Auguste Rodin (1840-1917)
Auguste Rodin (1840-1917)

L'athlète, deuxième version

Details
Auguste Rodin (1840-1917)
L'athlète, deuxième version
signed and numbered 'A. Rodin No 2' (on the left side) and inscribed with foundry mark 'Alexis Rudier Fondeur. Paris' (on the back of the base); with raised signature 'A. Rodin' (on the underside)
bronze with black and green patina
Height: 17 1/8 in. (43.5 cm.)
Conceived in 1901-1904; this bronze version cast in the late 1940s
Provenance
Anon. sale, Sotheby's, London, 26 June 1984, lot 3.
Anon. sale, Phillips, London, 29 June 1987, lot 5.
Acquired by the present owner, 1993.
Literature
G. Grappe, Catalogue du Musée Rodin, Paris, 1927, p. 91, no. 252 (another cast illustrated).
R. Descharnes and J.-F. Chabrun, Auguste Rodin, Lausanne, 1967, p. 205 (another cast illustrated in color).
I. Jianou and C. Goldscheider, Rodin, Paris, 1967, p. 109 (dated as conceived in 1903).
J.L. Tancock, The Sculpture of Auguste Rodin, Philadelphia, 1976, p. 318, no. 57-2 (another cast illustrated, p. 321).
A.E. Elsen, Rodin's Art: The Rodin Collection of the Iris & B. Gerald Cantor Center for Visual Arts at Stanford University, New York, 2003, pp. 473-476, no. 142 (another cast illustrated, pp. 473-475).
Sale room notice
Jérôme Le Blay will include this sculpture in his forthcoming Catalogue Critique des sculptures d'Auguste Rodin being prepared in association with Galerie Brame & Lorenceau under the archive number 2003V290B.

Please note the correct title is L'athlète, version type B or Tête regardant à droite, and it was conceived in 1901 and cast in November 1950.
The correct provenance details are:
Musée Rodin, Paris.
M. Albert Lespinasse, Paris (acquired from the above, 1955); sale, Hôtel Drouot, Paris, 23 June 1986, lot 22.
Julian Hartnoll, London (acquired at the above sale).
Robert Bowman Gallery, London.
Acquired from the above by the present owner, 1993.

Lot Essay

The model for this sculpure was Samuel Stockton White III, from Germantown, Pennsylvania.
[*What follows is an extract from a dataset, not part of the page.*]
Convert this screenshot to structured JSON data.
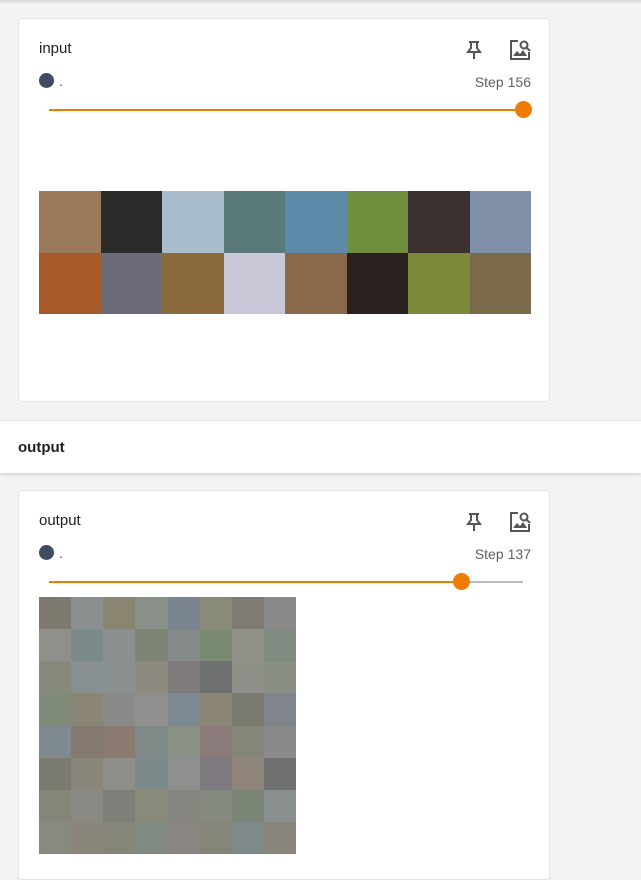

While attending Cambridge University, he won the Sandow Medal in 1899 for the best physical development in the United Kingdom, and a friend suggested that he model for Rodin. The artist, who greatly preferred working with unprofessional models, was deeply impressed by White's physique and immediately accepted the American as a model. White recounted his modelling session as follows: "After trying me in several standing poses he suggested that I take a pose of my own which I did--seated--the pose being somewhat similar to The Thinker."

There are two versions of this sculpture, the present one with the head looking straight forward, and the second with the head turned to the left side.